I give Fugazi the last word:

You are not what you own.

lol...

whatever is comfortable and clean should be fine to wear. Fixation on fashion or anti-fashion seems the same thing to me. I eschewed the yoga pants trend for ages, sticking to old sweatpants, but let's face it, yoga clothes are verry comfortable (and can definitely look nice). It seems wise to question an insane price tag like that.... but you might also want to question the labor practices in the garment factories where Wal-mart makes its "cheap" clothes. There is no inherent benefit to either designer names or low-cost. And given that we aren't going to weave our own leggings, who cares what other people wear? I'm glad to see that mindfulness and yoga are making it into mainstream consciousness- isn't that what we want? Even if the collateral damage is the some inevitable pop-culture silliness and fashion sideshows. Hopefully once the person gets to the cushion, they will find some healthy space (emptiness?), and materialism in all its forms will lose traction.

intention

Thanks Nancy for your thoughts on this article...nicely said. For me, its the individual's intention while meditating thats important. If people are going to be consumed by looking a certain way or by the brands that they wear while meditating then they are seriously missing the point. Intention is an important point to consider before you sit down onto the meditation cushion and its too bad that we have people that think that they need to wear $1000 pants. As long as you are comfortable and set a personal intention of developing a less fixated mind then the rest doesnt matter.

Meditating

To feel good is no different than meditating to look good. Both are selfish ends, rooted in materialism.

response

i disagree, meditating because one has a genuine heartfelt wish to be happy or "feel good", which is what i think the author is speaking about can be rooted in compassion for oneself and all beings, and can be informed by the wisdom of the Dharma

it's our nature to feel good

our inherent nature is joyful and interconnected. sorting through the sludge of anxiety and desires gets you there.

The Buddha taught a path to end suffering.

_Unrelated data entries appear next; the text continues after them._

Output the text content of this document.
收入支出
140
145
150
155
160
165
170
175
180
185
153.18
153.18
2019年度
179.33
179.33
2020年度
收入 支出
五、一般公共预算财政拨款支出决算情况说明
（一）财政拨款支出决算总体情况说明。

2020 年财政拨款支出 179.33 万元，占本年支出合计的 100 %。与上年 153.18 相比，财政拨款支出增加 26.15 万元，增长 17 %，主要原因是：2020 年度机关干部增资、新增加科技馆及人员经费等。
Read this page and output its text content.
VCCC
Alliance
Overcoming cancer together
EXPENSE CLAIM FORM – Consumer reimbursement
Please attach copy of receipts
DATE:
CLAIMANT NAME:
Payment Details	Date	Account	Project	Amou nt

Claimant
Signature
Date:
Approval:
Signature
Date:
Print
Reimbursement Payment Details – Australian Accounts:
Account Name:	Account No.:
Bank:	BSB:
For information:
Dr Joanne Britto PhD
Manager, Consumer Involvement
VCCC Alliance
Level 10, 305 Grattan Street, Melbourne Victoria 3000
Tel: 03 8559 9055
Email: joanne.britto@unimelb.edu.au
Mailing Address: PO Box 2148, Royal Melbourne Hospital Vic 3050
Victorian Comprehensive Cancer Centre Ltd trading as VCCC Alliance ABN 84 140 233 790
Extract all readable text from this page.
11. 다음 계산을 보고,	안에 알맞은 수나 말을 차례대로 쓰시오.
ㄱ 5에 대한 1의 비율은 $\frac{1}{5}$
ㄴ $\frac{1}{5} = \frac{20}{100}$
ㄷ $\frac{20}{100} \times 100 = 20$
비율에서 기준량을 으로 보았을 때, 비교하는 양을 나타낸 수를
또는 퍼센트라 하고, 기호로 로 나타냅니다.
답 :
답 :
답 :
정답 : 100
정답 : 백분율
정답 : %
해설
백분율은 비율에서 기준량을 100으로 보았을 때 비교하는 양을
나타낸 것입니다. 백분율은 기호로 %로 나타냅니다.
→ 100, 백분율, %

If the end of suffering doesn't feel good, it's still suffering.

Meditating

To feel good is no different than meditating to look good. Both are selfish ends, rooted in materialism.

why be mad?

I don't really see the point in being mad about it. I mean hell, if meditation if going to turn into the latest trend, I'd rather have that as a trend than drugs. Like it or not, there will really be people buying these clothes - there's probably a market for it. And who's to say that at first someone buys these in a very materialistic way. If they walk into the Shambhala Center on Tuesday night (where I work) and ask me for meditation instruction, and the clothes are how they got here, I personally, don't mind. I would rather have meditation be trendy than unheard of. Because at least there's a chance that people will come and learn what it is really about.

Could not agree more.

I saw that article yesterday and had a variety of reactions to it, none terribly positive. I had to take a deep breath. I couldn't believe how easily the point could be missed. At the end of the day, I believe in the power of meditation and I guess that if it becomes "trendy" and that encourages more people to try it, it's a good thing. Hopefully, they realise that they don't need $1000 pants to do it.

Jajaja! Ho, Haiku!

I meditated with $1000 outfit,
I meditate naked,

Buddha nature, same...

Aflicted emotions, same...

yoga pants from walmart

I wear $10 yoga pants from walmart. They don't bind at the knees and tthats all I need. People capitalizing on zen clothes are nasty.

We never learn

Our pop culture, consumerist society will try to ruin anything. I just have to laugh ( or cry ).

Dan @ ZenPresence.com

I saw your tweet about this

I saw your tweet about this article, read it, and my first reaction was along the lines of RUFKM :)

That meditation may become the brand new panacea trend for harried yuppies and socialites wearing $200 yoga pants--and the superficial overtures of pursuing "inner peace"--just begs the crud outta me.